Formations à post-it, Powerpoint de 150 slides... : les entreprises sont-elles si absurdes qu'elles nous rendent idiots ?

par Sibylle LAURENT
Publié le 22 novembre 2018 à 8h00, mis à jour le 29 novembre 2018 à 11h46
Formations à post-it, Powerpoint de 150 slides... : les entreprises sont-elles si absurdes qu'elles nous rendent idiots ?
Source : USI Connect

REPORTAGE - Nicolas Bouzou, économiste, et Julia de Funès, philosophe, ont publié récemment "La comédie (in)humaine", qui démonte le management en entreprise, royaume, selon eux, de l'"Absurdie". Leur livre a fait un carton. Ils étaient cette semaine à la conférence de l’USI Connect pour exprimer leur point de vue... devant des cadres et des RH de grandes sociétés françaises.

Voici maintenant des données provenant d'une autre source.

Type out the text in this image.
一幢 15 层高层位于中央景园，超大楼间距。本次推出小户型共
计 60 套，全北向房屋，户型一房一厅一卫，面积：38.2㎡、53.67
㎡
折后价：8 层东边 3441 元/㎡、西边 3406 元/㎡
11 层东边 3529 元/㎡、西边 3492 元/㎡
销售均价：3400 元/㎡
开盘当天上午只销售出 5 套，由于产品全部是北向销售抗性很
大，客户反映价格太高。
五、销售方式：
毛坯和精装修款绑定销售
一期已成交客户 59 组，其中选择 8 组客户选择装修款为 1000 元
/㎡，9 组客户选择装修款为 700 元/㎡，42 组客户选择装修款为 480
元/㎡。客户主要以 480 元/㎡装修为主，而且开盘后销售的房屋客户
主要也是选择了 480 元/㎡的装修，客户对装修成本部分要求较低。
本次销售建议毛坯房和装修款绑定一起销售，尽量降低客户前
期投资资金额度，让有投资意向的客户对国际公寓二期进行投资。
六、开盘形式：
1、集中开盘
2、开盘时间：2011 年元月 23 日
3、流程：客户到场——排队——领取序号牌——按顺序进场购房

Leur livre, publié en septembre, fait un carton. Sans doute que Nicolas Bouzou, économiste, et Julia de Funès, philosophe, ont mis le doigt sur quelque chose qui parlait à tous.  "La comédie (in)humaine" dépeint -au vitriol- des entreprises où règne désormais l’absurde. Où les organisations et le management en place font fuir les talents au lieu de les attirer, provoquent burn-out, bore-out, brown-out. Depuis la sortie de l'ouvrage, Nicolas Bouzou et Julia de Funès évangélisent. Ils étaient cette semaine à l’USI Connect, conférence qui réunit des cadres et responsables RH de grands groupes français, autour du thème "Constuire l'entreprise au XXIe". La salle est pleine, un appel à main levée montre que la plupart ont lu le livre. Public de fans ? A voir. Car sa lecture professe tout de même qu'ils font... bien mal leur travail.  

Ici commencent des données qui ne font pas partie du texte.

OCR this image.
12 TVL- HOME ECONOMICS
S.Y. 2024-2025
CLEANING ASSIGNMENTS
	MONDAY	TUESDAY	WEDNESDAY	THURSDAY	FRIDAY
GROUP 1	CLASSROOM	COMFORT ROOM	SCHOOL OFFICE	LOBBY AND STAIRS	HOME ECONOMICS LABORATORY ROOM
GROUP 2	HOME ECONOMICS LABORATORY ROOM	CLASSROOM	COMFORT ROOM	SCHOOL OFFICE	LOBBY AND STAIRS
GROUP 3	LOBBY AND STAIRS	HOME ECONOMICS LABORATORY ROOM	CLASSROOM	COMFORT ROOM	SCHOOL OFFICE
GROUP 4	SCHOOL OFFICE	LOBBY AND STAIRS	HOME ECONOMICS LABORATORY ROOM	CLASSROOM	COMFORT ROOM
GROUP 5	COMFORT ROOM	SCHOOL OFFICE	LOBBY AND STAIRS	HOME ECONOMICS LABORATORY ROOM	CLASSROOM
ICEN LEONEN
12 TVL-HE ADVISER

"Attention, les problèmes de management, ça a toujours existé !", précise Nicolas Bouzou. "Et il n’y a sans doute pas de métier plus difficile. Mais on voit que cela ne fonctionne pas !" A l'appui, il cite des chiffres, le taux de désengagement envers les entreprises qui a doublé en 10 ans, et qui, dans 10 ans, laisse entrevoir "50% des gens qui n’auront rien à faire de leur entreprise." Et une société qui paie des salariés qui n’ont pas envie d’être chez elle, quoi de plus absurde ? "C’est prouvé, les gens travaillent plus en télétravail que lorsqu’ils sont au bureau !", précise encore l'économiste. "Vous vous rendez compte de ce que cela veut dire en termes d’échec managérial ?"

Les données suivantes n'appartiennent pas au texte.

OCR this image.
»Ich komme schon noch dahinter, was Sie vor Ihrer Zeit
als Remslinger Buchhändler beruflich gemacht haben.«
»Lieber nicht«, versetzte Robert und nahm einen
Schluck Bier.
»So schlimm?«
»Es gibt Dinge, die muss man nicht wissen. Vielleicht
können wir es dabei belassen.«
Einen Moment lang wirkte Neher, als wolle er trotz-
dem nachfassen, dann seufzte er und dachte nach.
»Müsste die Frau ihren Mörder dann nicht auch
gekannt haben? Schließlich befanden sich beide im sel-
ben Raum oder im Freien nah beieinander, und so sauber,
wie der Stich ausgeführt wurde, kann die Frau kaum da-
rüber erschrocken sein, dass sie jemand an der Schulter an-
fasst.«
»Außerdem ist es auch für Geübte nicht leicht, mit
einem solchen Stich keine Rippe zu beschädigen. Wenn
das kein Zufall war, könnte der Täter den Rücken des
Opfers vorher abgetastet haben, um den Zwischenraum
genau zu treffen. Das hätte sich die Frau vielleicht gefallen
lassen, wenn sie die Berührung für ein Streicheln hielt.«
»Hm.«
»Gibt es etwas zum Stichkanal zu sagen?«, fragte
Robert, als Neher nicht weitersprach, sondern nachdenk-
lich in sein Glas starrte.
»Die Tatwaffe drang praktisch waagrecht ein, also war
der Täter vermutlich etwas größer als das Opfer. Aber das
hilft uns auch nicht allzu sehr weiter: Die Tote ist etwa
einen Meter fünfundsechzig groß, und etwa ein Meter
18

Des process, partout, pour tout

Le coupable ? Les auteurs l’ont. Il est monstrueux, protéiforme, rampant : ce sont les normes, les process, les procédures, qui tuent toute action, toute intelligence humaine. "L’entreprise du 21e siècle est dominée par des idéologies, par la peur, le jeunisme ou l’égalitarisme", assène Nicolas Bouzou. Julia de Funès complète : "On ne croit plus en la politique, les religions ont perdu de leurs entreprises, ce qui a fait que les sociétés sont devenues des lieux de vie, du vivre-ensemble. Le seul problème est que cela devient un lieu de vie très normé."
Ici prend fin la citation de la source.